IP-Blocklist
-
TommyBoy180: How much trouble would it be to make an IP-Allow list? Doesn't pfSense automatically block all but default anyways? Seems like using an allow list would be less intensive if it was possible.
-
It blocks by rule, not by IP address.
-
Some of you are having issues because of a mistake that was committed. The error has been corrected but you still have the old package running.
Uninstall your package
Reboot your box
Re-install your package.PM me with any errors that you encounter and any specific settings that you have.
I have tested the current package release on a fresh install of 1.2.3 and 1.2.2 and it is working correctly. I also tested unique settings such as Jideels's 'Disable all auto-added VPN rules' setting and the package works fine.Thank you all for your support with this package.
Hopefully version 2 will include scheduled updates and a white-list feature. Keep the suggestions coming!
-
ip blocker don't work with traffic shaper
turn off traffic shaper and enable ip blocker
sorry for my english
-
I tested with traffic shaper enable and the package worked fine. You may have other firewall settings that could be disabling the package. Its really hard to say what is happening without looking at your unique setup. If you want you could send me your pfsense config to my email for further investigation.
-
Mule All I mean is why can't we have the package work the other way around. Would it not be more beneficial than blocking hundreds of thousands of ips? I am just asking a question of logic.

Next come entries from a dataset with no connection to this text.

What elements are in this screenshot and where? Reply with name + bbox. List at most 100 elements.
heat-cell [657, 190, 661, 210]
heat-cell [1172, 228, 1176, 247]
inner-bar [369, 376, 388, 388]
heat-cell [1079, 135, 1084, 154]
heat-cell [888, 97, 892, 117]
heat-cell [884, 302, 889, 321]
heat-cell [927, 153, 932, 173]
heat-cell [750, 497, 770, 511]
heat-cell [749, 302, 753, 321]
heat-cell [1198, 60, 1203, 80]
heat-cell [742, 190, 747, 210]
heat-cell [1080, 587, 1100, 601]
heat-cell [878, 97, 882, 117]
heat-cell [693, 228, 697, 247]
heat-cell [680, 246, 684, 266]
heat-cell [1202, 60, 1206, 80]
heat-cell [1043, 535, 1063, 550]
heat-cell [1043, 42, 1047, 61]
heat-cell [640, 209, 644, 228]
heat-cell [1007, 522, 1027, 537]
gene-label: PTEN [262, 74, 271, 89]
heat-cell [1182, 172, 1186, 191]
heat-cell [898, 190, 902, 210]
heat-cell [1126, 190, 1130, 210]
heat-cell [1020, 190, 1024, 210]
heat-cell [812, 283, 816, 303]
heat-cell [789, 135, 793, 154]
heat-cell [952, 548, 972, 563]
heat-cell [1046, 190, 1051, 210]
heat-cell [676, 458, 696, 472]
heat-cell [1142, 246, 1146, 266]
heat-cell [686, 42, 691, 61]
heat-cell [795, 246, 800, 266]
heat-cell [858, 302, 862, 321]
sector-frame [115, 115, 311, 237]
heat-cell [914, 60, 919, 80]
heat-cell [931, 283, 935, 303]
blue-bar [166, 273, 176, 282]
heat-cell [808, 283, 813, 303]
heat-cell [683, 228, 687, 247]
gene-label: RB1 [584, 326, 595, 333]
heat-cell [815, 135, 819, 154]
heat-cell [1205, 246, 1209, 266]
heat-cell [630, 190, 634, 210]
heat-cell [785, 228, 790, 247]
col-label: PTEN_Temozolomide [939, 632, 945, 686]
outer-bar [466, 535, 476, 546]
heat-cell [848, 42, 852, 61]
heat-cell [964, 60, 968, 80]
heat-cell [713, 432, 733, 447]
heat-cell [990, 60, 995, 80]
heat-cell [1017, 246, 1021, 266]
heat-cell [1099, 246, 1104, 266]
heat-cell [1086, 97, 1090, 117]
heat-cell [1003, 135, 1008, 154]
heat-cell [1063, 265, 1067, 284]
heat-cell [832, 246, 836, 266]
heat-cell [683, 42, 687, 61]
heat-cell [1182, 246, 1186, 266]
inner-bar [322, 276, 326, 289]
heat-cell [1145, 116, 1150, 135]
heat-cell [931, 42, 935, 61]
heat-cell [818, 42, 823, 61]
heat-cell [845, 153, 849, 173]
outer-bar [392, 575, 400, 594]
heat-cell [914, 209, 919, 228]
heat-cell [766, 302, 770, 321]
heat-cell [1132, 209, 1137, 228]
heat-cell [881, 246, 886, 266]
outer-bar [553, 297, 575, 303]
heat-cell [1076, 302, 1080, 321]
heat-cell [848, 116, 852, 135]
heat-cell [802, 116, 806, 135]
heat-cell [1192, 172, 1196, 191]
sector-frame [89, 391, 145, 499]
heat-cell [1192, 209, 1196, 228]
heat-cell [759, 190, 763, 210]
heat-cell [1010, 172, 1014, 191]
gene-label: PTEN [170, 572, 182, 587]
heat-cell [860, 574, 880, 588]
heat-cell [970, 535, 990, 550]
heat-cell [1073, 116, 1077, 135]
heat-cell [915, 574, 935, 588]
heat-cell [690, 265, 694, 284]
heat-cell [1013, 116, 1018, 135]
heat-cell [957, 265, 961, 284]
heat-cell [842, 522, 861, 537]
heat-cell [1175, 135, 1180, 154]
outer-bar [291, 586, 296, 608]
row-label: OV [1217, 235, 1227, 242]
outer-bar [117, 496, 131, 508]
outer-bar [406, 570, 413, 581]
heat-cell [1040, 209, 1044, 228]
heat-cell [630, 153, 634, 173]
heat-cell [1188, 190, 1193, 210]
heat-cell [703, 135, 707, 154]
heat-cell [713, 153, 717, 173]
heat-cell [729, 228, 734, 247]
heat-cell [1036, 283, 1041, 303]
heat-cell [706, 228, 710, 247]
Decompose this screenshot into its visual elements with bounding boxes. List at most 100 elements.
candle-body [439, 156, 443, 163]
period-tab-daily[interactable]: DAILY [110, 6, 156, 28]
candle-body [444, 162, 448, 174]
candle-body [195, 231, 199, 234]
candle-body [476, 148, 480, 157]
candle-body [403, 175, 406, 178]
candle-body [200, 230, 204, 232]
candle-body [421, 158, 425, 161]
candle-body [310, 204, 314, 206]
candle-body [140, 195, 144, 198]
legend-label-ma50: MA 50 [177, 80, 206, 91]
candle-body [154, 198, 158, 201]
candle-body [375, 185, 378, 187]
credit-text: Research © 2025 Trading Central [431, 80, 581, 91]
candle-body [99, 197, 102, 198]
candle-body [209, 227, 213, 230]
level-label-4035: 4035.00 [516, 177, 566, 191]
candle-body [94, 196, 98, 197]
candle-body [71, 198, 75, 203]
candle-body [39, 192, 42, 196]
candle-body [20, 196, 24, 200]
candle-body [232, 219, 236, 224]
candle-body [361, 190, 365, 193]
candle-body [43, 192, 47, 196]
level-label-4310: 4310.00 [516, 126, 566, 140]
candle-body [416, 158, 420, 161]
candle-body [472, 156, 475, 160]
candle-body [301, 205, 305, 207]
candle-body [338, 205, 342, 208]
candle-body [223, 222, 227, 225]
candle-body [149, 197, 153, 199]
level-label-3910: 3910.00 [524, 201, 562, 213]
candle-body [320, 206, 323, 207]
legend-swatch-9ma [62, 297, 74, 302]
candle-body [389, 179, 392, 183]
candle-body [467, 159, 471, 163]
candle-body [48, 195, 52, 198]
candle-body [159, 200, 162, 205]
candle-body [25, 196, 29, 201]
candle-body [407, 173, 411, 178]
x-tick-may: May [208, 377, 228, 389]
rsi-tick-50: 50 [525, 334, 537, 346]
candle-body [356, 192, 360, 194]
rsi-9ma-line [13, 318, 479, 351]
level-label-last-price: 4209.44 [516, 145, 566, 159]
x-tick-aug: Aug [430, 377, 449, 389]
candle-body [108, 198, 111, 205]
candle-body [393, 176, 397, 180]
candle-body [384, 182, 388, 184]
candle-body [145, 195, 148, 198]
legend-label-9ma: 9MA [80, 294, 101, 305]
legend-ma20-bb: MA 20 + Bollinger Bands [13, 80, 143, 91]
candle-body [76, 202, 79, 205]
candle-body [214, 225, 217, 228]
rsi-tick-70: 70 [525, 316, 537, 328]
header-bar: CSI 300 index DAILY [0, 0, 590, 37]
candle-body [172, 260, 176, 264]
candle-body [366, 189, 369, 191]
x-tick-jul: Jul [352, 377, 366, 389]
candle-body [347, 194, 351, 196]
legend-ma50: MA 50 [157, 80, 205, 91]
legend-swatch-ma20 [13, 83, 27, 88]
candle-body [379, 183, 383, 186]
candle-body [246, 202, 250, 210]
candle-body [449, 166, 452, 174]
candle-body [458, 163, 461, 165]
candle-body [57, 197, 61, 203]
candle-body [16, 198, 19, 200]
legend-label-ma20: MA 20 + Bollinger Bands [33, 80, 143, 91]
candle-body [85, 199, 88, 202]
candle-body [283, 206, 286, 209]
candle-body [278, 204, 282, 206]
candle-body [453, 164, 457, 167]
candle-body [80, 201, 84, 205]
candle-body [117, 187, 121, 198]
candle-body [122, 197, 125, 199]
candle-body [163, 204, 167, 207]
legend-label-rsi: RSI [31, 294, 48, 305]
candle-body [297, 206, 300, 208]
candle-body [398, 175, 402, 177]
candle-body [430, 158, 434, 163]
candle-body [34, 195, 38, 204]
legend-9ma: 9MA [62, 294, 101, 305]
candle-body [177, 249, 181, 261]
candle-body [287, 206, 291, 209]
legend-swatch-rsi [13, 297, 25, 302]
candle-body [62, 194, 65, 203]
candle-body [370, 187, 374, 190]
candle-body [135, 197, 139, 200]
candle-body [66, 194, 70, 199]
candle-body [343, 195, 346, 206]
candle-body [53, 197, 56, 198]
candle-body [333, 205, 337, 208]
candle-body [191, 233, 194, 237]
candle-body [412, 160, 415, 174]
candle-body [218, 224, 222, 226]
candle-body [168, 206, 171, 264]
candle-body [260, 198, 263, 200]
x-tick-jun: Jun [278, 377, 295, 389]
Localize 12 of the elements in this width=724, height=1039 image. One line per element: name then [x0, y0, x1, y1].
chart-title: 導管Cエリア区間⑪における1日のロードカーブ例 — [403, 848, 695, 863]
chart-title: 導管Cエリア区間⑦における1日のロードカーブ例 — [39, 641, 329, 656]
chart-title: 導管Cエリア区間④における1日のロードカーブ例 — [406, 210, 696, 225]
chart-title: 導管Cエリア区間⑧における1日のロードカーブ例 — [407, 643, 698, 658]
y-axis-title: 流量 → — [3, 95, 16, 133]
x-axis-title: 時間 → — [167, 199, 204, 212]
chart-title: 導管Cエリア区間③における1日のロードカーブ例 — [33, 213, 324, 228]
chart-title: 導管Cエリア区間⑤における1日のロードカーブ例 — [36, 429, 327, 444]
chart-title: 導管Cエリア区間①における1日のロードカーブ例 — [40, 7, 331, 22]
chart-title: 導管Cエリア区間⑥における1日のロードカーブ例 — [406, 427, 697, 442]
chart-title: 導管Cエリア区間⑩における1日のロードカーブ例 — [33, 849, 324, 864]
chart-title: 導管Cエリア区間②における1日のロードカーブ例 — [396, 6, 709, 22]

I am not asking anyone to make a new package or anything.
-
Version 2 will include a white list feature.
Just remember outbound is usually open/unfiltered on almost all home setups. This is what this package addresses. Its the PeerGuardian2 or PeerBlock alternative for pfsense.
-
Yay….but I dont understand why Tom. To make it more secure, it is better to have the opportunity to block inbound IP's...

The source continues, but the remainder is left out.